Одна странность не давала мне покоя: каждый встречный, исключая Ингрит и старейшин, вёл себя так, будто не замечает меня, – не здоровался, даже не любопытствовал на мой счёт. Никто не остановил на мне и взгляда.
Ощущать себя пустым местом было нелепо и обидно. Я посетовал на это Ингрит, но та лишь улыбнулась с толикой превосходства, словно ребёнку, и, не поддайся я вновь меланхолии, я бы чувствовал себя дурак дураком.
Так в смятении я дождался заката.
– Ничему не удивляйся! – сказала Ингрит. – Делай, что скажут, и не бойся!
Тем самым она, того не ведая, вызвала во мне компульсивное внутреннее сопротивление.
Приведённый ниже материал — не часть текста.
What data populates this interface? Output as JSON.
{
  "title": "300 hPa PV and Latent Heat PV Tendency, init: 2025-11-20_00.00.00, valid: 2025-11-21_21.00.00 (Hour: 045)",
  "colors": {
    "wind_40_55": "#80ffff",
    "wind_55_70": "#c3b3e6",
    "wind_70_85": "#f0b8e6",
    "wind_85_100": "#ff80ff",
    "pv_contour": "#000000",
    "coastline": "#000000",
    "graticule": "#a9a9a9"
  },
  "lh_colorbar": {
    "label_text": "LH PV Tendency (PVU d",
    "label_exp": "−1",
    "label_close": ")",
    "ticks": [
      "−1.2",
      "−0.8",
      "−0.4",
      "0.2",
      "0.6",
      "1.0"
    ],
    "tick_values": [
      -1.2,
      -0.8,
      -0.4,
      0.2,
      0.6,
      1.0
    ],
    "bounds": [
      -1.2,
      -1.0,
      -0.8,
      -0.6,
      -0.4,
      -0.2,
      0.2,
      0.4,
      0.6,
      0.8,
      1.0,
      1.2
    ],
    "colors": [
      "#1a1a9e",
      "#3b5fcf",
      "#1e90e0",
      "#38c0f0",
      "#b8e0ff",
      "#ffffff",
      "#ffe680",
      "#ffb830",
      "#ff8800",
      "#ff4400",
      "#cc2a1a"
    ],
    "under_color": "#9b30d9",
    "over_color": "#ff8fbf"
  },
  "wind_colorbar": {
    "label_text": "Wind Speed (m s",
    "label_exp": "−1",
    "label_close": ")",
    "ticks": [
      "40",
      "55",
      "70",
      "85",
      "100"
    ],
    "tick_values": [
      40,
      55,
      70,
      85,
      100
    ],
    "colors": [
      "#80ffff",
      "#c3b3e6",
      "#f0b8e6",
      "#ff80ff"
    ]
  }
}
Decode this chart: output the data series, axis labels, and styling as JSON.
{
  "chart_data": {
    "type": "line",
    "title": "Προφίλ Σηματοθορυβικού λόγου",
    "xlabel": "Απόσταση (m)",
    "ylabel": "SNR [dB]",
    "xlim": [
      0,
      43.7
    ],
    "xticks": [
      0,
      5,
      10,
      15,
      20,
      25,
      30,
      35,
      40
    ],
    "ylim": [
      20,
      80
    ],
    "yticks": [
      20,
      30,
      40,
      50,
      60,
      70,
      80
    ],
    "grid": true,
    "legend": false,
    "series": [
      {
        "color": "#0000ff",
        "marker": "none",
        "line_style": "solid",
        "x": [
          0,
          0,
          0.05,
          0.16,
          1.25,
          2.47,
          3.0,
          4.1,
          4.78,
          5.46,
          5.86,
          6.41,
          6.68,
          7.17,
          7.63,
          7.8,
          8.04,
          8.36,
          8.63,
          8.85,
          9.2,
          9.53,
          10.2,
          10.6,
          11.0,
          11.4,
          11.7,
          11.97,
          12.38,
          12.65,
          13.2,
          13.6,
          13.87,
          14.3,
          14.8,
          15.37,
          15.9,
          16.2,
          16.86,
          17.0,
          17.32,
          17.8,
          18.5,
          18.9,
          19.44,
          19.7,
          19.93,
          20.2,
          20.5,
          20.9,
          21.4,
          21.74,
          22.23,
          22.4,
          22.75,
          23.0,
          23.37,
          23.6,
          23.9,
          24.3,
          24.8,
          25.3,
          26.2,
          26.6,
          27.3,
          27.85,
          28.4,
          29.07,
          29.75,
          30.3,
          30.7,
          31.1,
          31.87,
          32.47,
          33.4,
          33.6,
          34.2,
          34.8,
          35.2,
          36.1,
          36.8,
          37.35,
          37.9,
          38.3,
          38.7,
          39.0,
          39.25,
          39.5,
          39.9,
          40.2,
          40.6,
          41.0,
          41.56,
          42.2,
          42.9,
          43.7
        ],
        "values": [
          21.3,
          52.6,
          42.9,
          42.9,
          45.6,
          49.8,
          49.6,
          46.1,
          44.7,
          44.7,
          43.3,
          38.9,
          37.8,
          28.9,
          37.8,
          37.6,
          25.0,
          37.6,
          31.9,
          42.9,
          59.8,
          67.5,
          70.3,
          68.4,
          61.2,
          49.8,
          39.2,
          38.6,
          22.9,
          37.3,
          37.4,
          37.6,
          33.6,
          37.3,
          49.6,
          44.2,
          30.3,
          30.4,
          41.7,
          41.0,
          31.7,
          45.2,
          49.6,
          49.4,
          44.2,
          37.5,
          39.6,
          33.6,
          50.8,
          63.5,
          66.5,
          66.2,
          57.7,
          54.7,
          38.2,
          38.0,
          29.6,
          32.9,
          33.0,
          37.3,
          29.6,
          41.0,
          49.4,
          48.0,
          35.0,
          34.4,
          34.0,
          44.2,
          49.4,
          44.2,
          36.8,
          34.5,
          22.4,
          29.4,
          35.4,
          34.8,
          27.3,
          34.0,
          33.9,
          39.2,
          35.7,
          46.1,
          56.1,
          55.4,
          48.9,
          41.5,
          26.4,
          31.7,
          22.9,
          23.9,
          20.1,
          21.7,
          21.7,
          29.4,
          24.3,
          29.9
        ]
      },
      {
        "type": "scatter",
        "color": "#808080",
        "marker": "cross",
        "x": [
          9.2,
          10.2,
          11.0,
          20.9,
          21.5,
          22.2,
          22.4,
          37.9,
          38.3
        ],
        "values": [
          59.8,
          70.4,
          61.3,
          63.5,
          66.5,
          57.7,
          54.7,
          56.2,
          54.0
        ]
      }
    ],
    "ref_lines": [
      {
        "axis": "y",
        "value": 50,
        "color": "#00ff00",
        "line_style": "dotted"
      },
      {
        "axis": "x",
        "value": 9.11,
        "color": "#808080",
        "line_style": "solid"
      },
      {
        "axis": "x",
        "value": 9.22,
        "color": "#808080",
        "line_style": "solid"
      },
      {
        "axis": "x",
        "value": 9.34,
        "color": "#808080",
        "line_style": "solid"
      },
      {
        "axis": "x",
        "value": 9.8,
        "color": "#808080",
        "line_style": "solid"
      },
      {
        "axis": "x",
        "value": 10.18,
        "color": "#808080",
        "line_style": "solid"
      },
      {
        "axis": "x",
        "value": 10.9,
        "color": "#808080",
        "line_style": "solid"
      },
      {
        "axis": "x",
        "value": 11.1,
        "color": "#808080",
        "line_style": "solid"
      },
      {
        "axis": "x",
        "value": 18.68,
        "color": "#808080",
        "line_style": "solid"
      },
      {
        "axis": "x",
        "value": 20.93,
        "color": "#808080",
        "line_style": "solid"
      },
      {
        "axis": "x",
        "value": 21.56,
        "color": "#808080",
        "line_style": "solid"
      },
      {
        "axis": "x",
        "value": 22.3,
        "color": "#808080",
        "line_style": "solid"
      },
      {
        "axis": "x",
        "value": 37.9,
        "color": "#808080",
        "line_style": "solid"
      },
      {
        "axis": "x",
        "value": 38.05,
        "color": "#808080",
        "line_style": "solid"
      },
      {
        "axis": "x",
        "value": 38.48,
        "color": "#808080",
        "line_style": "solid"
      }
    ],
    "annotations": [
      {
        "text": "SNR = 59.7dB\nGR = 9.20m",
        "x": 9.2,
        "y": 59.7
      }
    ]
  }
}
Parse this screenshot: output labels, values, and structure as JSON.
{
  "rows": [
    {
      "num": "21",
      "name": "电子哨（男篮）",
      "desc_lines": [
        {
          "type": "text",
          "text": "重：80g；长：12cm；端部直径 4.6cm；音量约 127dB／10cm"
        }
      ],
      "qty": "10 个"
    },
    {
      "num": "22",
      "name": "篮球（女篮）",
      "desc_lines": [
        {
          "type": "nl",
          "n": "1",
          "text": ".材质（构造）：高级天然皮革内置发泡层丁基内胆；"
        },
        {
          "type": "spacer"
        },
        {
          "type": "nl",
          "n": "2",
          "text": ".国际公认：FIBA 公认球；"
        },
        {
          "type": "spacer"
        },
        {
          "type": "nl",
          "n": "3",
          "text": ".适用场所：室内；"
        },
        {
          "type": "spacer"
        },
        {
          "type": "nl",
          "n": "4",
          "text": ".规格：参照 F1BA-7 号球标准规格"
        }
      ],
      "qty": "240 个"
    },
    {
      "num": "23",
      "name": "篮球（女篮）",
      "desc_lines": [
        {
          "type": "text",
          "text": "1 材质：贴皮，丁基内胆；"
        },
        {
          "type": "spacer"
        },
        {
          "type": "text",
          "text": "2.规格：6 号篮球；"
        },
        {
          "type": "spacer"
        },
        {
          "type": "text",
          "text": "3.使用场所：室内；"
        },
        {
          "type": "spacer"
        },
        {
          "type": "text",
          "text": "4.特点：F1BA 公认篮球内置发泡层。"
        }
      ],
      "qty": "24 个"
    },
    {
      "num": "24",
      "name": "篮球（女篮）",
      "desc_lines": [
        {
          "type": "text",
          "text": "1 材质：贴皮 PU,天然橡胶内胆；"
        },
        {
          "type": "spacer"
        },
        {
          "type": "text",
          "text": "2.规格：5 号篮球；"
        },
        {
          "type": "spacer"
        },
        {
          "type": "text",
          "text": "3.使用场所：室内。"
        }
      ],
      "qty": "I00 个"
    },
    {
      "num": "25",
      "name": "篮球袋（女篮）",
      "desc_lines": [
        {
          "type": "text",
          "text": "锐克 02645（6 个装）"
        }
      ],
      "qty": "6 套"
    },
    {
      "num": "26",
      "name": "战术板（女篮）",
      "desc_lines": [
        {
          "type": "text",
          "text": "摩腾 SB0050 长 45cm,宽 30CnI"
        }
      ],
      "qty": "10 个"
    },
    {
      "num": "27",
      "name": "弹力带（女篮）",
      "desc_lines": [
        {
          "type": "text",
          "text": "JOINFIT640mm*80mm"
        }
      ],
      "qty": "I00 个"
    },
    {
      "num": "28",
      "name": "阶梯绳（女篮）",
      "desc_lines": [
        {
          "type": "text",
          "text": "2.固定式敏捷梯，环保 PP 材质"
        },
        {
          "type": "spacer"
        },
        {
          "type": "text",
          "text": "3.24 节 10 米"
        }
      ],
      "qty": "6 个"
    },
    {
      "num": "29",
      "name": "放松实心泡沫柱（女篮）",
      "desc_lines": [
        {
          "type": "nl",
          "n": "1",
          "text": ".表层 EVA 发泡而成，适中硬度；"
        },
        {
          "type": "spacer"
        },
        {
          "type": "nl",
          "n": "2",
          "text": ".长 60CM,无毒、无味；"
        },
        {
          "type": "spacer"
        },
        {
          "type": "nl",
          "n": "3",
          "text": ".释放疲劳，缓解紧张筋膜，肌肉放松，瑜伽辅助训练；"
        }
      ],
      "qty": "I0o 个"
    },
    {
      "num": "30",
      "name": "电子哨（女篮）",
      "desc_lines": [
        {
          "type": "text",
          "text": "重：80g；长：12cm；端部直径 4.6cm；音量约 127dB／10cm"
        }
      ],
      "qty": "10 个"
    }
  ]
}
Я в напряжении провожал закатное солнце, словно навеки провожая свой покой. Стремительно холодало. На небосводе одна за одной загорались звёзды. Прислужники разожгли костёр прямо под звёздами, оставили на подносе глиняную посуду и разошлись по шатрам – все, кроме согбенного старичка с длинной жиденькой косой, – в отличие от других, он не носил на шее браслета.
Несмотря на близость живого огня, меня до костей пробирал озноб, и теперь я жалел об оставленной внутри статуи куртке. Чтобы отвлечься, я глядел на старичка, гадая, на сколько он моложе старейшин – в противоположность им он выглядел комично: всё время трясся, но не от холода, а будто что-то дёргало его изнутри, постоянно ухмылялся и смеялся невпопад, словно его собственные мысли были уморительны для него. Он сидел особняком, грея в руках предмет из камня или кости, издали похожий на ключ, размером в половину ладони.